I’ve been enthusiastic about The National since early 2007, the first time I heard Alligator. I guess that makes me late, but whatever—I’ve spent the past couple of years religiously sermonizing them to everyone I can, expressing how much they make me feel and how important I think it is for people to hear Matt Berninger’s voice swell over the plucky depths of “Start A War” and “All the Wine.”
After September 17th, the night when I watched The Arcade Fire play the best show I’d ever seen, I still couldn’t bring myself to miss The National one night later, though I was exhausted and still shaking from the impact of Win Butler and his frighteningly provocative arrangements. And once I walked into the Ogden Theater with the one friend willing enough to pay to see a band he’d never heard, I forgot for a moment what I’d seen the night before and became completely immersed in the sensuality of The National’s music.

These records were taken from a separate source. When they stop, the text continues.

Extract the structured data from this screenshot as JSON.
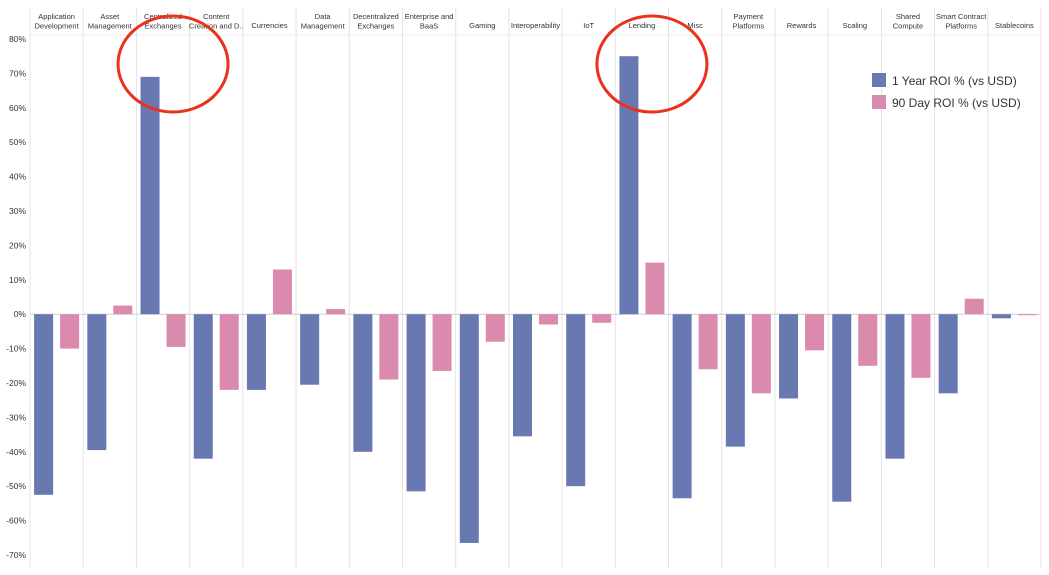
{
  "chart_data": {
    "type": "bar",
    "categories": [
      [
        "Application",
        "Development"
      ],
      [
        "Asset",
        "Management"
      ],
      [
        "Centralized",
        "Exchanges"
      ],
      [
        "Content",
        "Creation and D.."
      ],
      [
        "Currencies"
      ],
      [
        "Data",
        "Management"
      ],
      [
        "Decentralized",
        "Exchanges"
      ],
      [
        "Enterprise and",
        "BaaS"
      ],
      [
        "Gaming"
      ],
      [
        "Interoperability"
      ],
      [
        "IoT"
      ],
      [
        "Lending"
      ],
      [
        "Misc"
      ],
      [
        "Payment",
        "Platforms"
      ],
      [
        "Rewards"
      ],
      [
        "Scaling"
      ],
      [
        "Shared",
        "Compute"
      ],
      [
        "Smart Contract",
        "Platforms"
      ],
      [
        "Stablecoins"
      ]
    ],
    "series": [
      {
        "name": "1 Year ROI % (vs USD)",
        "color": "#6878b0",
        "values": [
          -52.5,
          -39.5,
          69.0,
          -42.0,
          -22.0,
          -20.5,
          -40.0,
          -51.5,
          -66.5,
          -35.5,
          -50.0,
          75.0,
          -53.5,
          -38.5,
          -24.5,
          -54.5,
          -42.0,
          -23.0,
          -1.2
        ]
      },
      {
        "name": "90 Day ROI % (vs USD)",
        "color": "#d98aad",
        "values": [
          -10.0,
          2.5,
          -9.5,
          -22.0,
          13.0,
          1.5,
          -19.0,
          -16.5,
          -8.0,
          -3.0,
          -2.5,
          15.0,
          -16.0,
          -23.0,
          -10.5,
          -15.0,
          -18.5,
          4.5,
          -0.3
        ]
      }
    ],
    "y_ticks": [
      "80%",
      "70%",
      "60%",
      "50%",
      "40%",
      "30%",
      "20%",
      "10%",
      "0%",
      "-10%",
      "-20%",
      "-30%",
      "-40%",
      "-50%",
      "-60%",
      "-70%"
    ],
    "ylim": [
      -72,
      82
    ],
    "unit": "%",
    "legend_position": "top-right",
    "annotations": [
      {
        "type": "circle",
        "category": "Centralized Exchanges",
        "color": "#e8321e"
      },
      {
        "type": "circle",
        "category": "Lending",
        "color": "#e8321e"
      }
    ]
  }
}
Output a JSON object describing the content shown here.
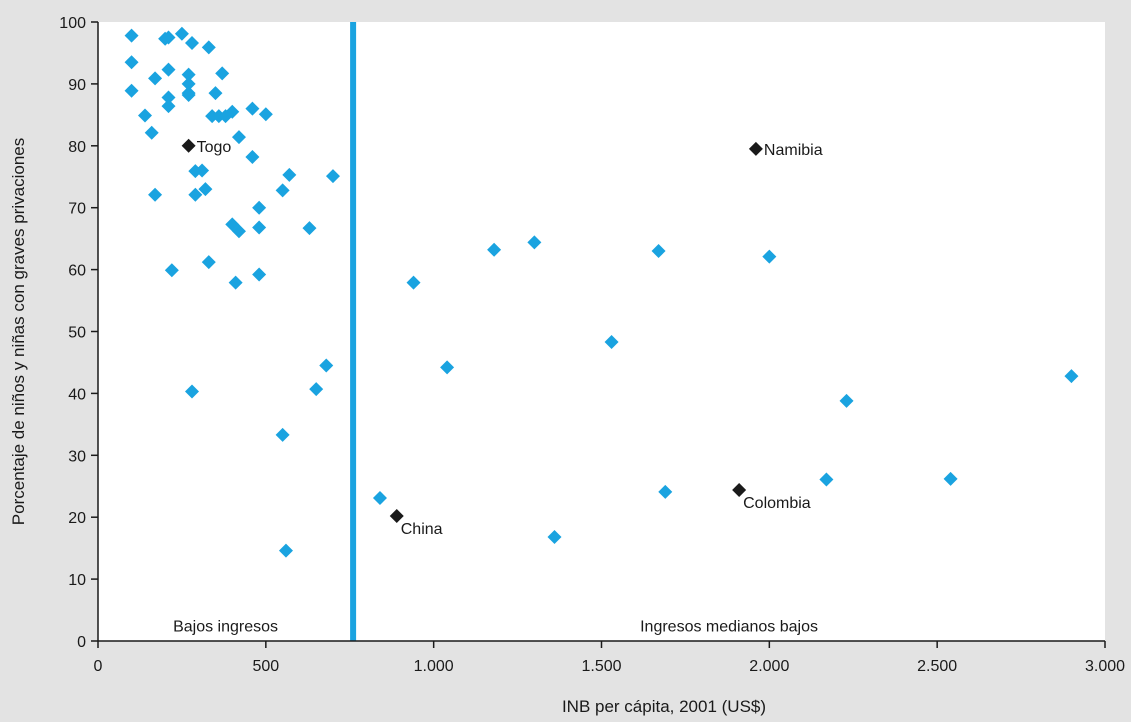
{
  "chart_data": {
    "type": "scatter",
    "title": "",
    "xlabel": "INB per cápita, 2001 (US$)",
    "ylabel": "Porcentaje de niños y niñas con graves privaciones",
    "xlim": [
      0,
      3000
    ],
    "ylim": [
      0,
      100
    ],
    "x_ticks": [
      0,
      500,
      1000,
      1500,
      2000,
      2500,
      3000
    ],
    "x_tick_labels": [
      "0",
      "500",
      "1.000",
      "1.500",
      "2.000",
      "2.500",
      "3.000"
    ],
    "y_ticks": [
      0,
      10,
      20,
      30,
      40,
      50,
      60,
      70,
      80,
      90,
      100
    ],
    "y_tick_labels": [
      "0",
      "10",
      "20",
      "30",
      "40",
      "50",
      "60",
      "70",
      "80",
      "90",
      "100"
    ],
    "grid": false,
    "marker": "diamond",
    "threshold_line": {
      "x": 760,
      "color": "#1aa3e0"
    },
    "regions": [
      {
        "label": "Bajos ingresos",
        "x": 380,
        "y": 2.5
      },
      {
        "label": "Ingresos medianos bajos",
        "x": 1880,
        "y": 2.5
      }
    ],
    "colors": {
      "point": "#1aa3e0",
      "highlight": "#1a1a1a"
    },
    "points": [
      [
        100,
        97.8
      ],
      [
        100,
        93.5
      ],
      [
        100,
        88.9
      ],
      [
        140,
        84.9
      ],
      [
        160,
        82.1
      ],
      [
        170,
        90.9
      ],
      [
        170,
        72.1
      ],
      [
        200,
        97.3
      ],
      [
        210,
        97.5
      ],
      [
        210,
        92.3
      ],
      [
        210,
        87.8
      ],
      [
        210,
        86.4
      ],
      [
        220,
        59.9
      ],
      [
        250,
        98.1
      ],
      [
        270,
        91.5
      ],
      [
        270,
        90.0
      ],
      [
        270,
        88.5
      ],
      [
        270,
        88.2
      ],
      [
        280,
        96.6
      ],
      [
        280,
        40.3
      ],
      [
        290,
        75.9
      ],
      [
        290,
        72.1
      ],
      [
        310,
        76.0
      ],
      [
        320,
        73.0
      ],
      [
        330,
        95.9
      ],
      [
        330,
        61.2
      ],
      [
        340,
        84.8
      ],
      [
        350,
        88.5
      ],
      [
        360,
        84.8
      ],
      [
        370,
        91.7
      ],
      [
        380,
        84.8
      ],
      [
        400,
        85.5
      ],
      [
        400,
        67.3
      ],
      [
        410,
        57.9
      ],
      [
        420,
        66.2
      ],
      [
        420,
        81.4
      ],
      [
        460,
        86.0
      ],
      [
        460,
        78.2
      ],
      [
        480,
        70.0
      ],
      [
        480,
        66.8
      ],
      [
        480,
        59.2
      ],
      [
        500,
        85.1
      ],
      [
        550,
        72.8
      ],
      [
        550,
        33.3
      ],
      [
        560,
        14.6
      ],
      [
        570,
        75.3
      ],
      [
        630,
        66.7
      ],
      [
        650,
        40.7
      ],
      [
        680,
        44.5
      ],
      [
        700,
        75.1
      ],
      [
        840,
        23.1
      ],
      [
        940,
        57.9
      ],
      [
        1040,
        44.2
      ],
      [
        1180,
        63.2
      ],
      [
        1300,
        64.4
      ],
      [
        1360,
        16.8
      ],
      [
        1530,
        48.3
      ],
      [
        1670,
        63.0
      ],
      [
        1690,
        24.1
      ],
      [
        2000,
        62.1
      ],
      [
        2170,
        26.1
      ],
      [
        2230,
        38.8
      ],
      [
        2540,
        26.2
      ],
      [
        2900,
        42.8
      ]
    ],
    "labeled_points": [
      {
        "name": "Togo",
        "x": 270,
        "y": 80.0,
        "label_pos": "right"
      },
      {
        "name": "Namibia",
        "x": 1960,
        "y": 79.5,
        "label_pos": "right"
      },
      {
        "name": "China",
        "x": 890,
        "y": 20.2,
        "label_pos": "below-right"
      },
      {
        "name": "Colombia",
        "x": 1910,
        "y": 24.4,
        "label_pos": "below-right"
      }
    ]
  }
}
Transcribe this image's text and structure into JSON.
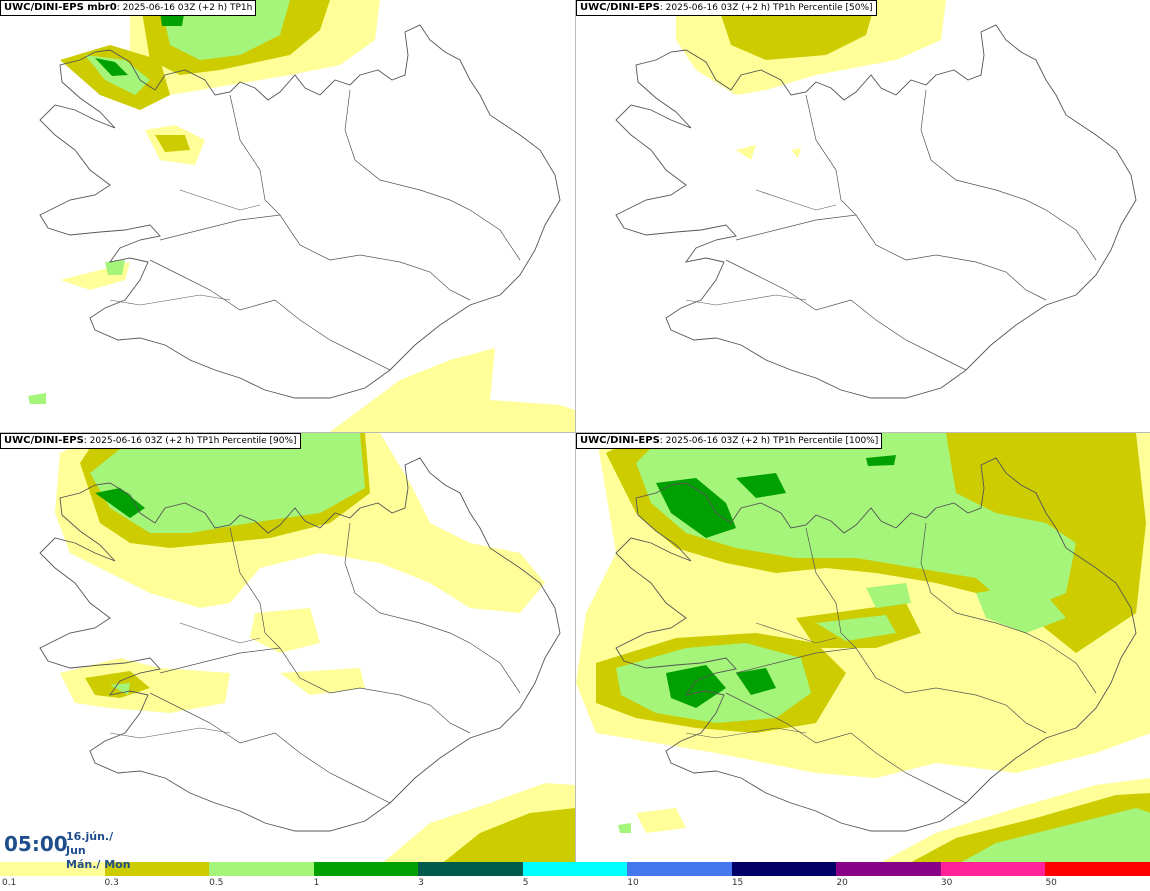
{
  "panels": [
    {
      "model": "UWC/DINI-EPS mbr0",
      "info": ": 2025-06-16 03Z (+2 h) TP1h"
    },
    {
      "model": "UWC/DINI-EPS",
      "info": ": 2025-06-16 03Z (+2 h) TP1h Percentile [50%]"
    },
    {
      "model": "UWC/DINI-EPS",
      "info": ": 2025-06-16 03Z (+2 h) TP1h Percentile [90%]"
    },
    {
      "model": "UWC/DINI-EPS",
      "info": ": 2025-06-16 03Z (+2 h) TP1h Percentile [100%]"
    }
  ],
  "time": {
    "hour": "05:00",
    "date": "16.jún./ Jun",
    "day": "Mán./ Mon"
  },
  "legend": {
    "labels": [
      "0.1",
      "0.3",
      "0.5",
      "1",
      "3",
      "5",
      "10",
      "15",
      "20",
      "30",
      "50"
    ],
    "colors": [
      "#fffe99",
      "#cccc00",
      "#a4f57a",
      "#00a000",
      "#005c4a",
      "#00ffff",
      "#4477ee",
      "#000066",
      "#880088",
      "#ff2299",
      "#ff0000"
    ]
  },
  "colors": {
    "light": "#fffe99",
    "olive": "#cccc00",
    "lightgreen": "#a4f57a",
    "green": "#00a000"
  }
}
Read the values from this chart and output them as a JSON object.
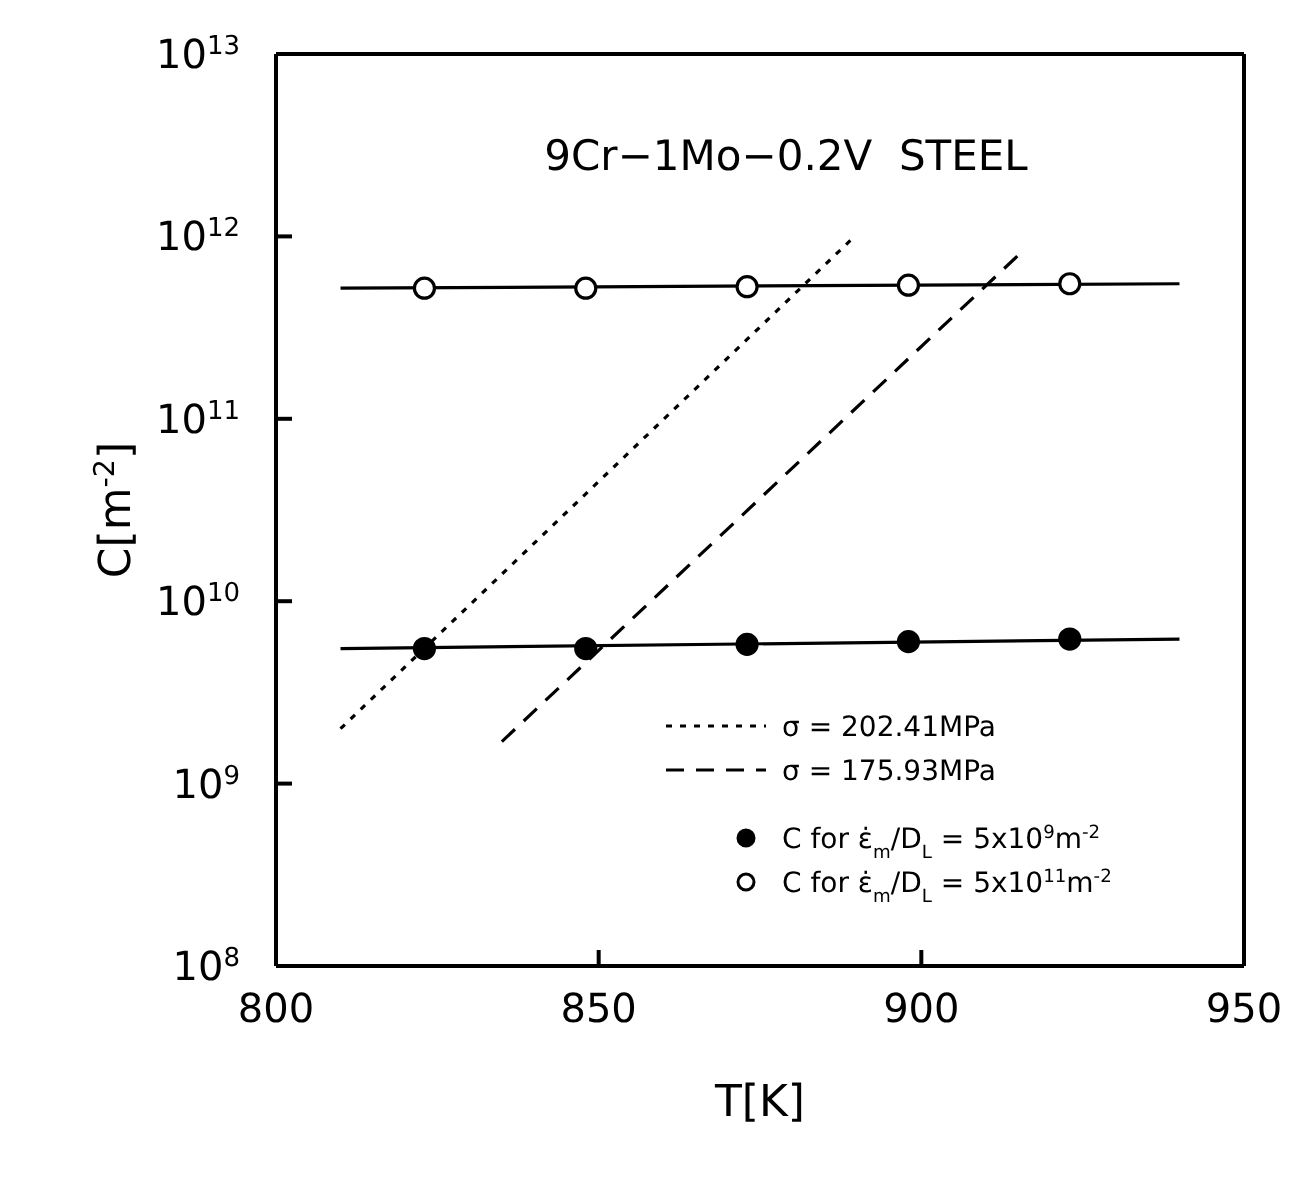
{
  "chart_data": {
    "type": "line",
    "title": "9Cr−1Mo−0.2V  STEEL",
    "xlabel": "T[K]",
    "ylabel": "C[m$^{-2}$]",
    "xlim": [
      800,
      950
    ],
    "xticks": [
      800,
      850,
      900,
      950
    ],
    "ylim": [
      100000000.0,
      10000000000000.0
    ],
    "yticks": [
      {
        "value": 100000000.0,
        "label": "10$^{8}$"
      },
      {
        "value": 1000000000.0,
        "label": "10$^{9}$"
      },
      {
        "value": 10000000000.0,
        "label": "10$^{10}$"
      },
      {
        "value": 100000000000.0,
        "label": "10$^{11}$"
      },
      {
        "value": 1000000000000.0,
        "label": "10$^{12}$"
      },
      {
        "value": 10000000000000.0,
        "label": "10$^{13}$"
      }
    ],
    "log": "y",
    "grid": false,
    "legend": "bottom right",
    "series": [
      {
        "color": "#000000",
        "line_style": "dotted",
        "name": "σ  =  202.41MPa",
        "x": [
          810,
          889
        ],
        "values": [
          2000000000.0,
          950000000000.0
        ]
      },
      {
        "color": "#000000",
        "line_style": "dashed",
        "name": "σ  =  175.93MPa",
        "x": [
          835,
          916
        ],
        "values": [
          1700000000.0,
          850000000000.0
        ]
      },
      {
        "type": "scatter",
        "color": "#000000",
        "marker": "circle",
        "name": "C for ε̇$_{m}$/D$_{L}$  =  5x10$^{9}$m$^{-2}$",
        "x": [
          823,
          848,
          873,
          898,
          923
        ],
        "values": [
          5500000000.0,
          5500000000.0,
          5800000000.0,
          6000000000.0,
          6200000000.0
        ]
      },
      {
        "type": "scatter",
        "color": "#ffffff",
        "marker": "circle",
        "name": "C for ε̇$_{m}$/D$_{L}$  =  5x10$^{11}$m$^{-2}$",
        "x": [
          823,
          848,
          873,
          898,
          923
        ],
        "values": [
          520000000000.0,
          520000000000.0,
          530000000000.0,
          540000000000.0,
          550000000000.0
        ]
      },
      {
        "color": "#000000",
        "line_style": "solid",
        "x": [
          810,
          940
        ],
        "values": [
          5500000000.0,
          6200000000.0
        ]
      },
      {
        "color": "#000000",
        "line_style": "solid",
        "x": [
          810,
          940
        ],
        "values": [
          520000000000.0,
          550000000000.0
        ]
      }
    ]
  }
}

It’s about once a year that an artist is introduced to me who I can almost immediately add to my canon of music worth hearing. The National is one of those bands. In my humblest opinion, Boxer was the best record of 2007 and I made known my feelings about it. Writing about them today isn’t momentous or particularly important, rather due to the fact that I threw Boxer on in an effort to smoothly wind down another week at work and felt like sharing. But I’m always glad when I get a chance to talk about the music that truly moves me, and while I listen to a countless number of amazing artists every day, there’s still a special sort of pang I feel when I put on one of this band’s records.
It’s so paltry and clichéd at this point but Bob Marley spoke so simply and elegantly when he said it: “One good thing about music, when it hits you, you feel no pain.” I wouldn’t agree that pain abates, but rather that emotion becomes most resonant, when I hear music like this. Hopefully you all get to share in that feeling at least once in a while.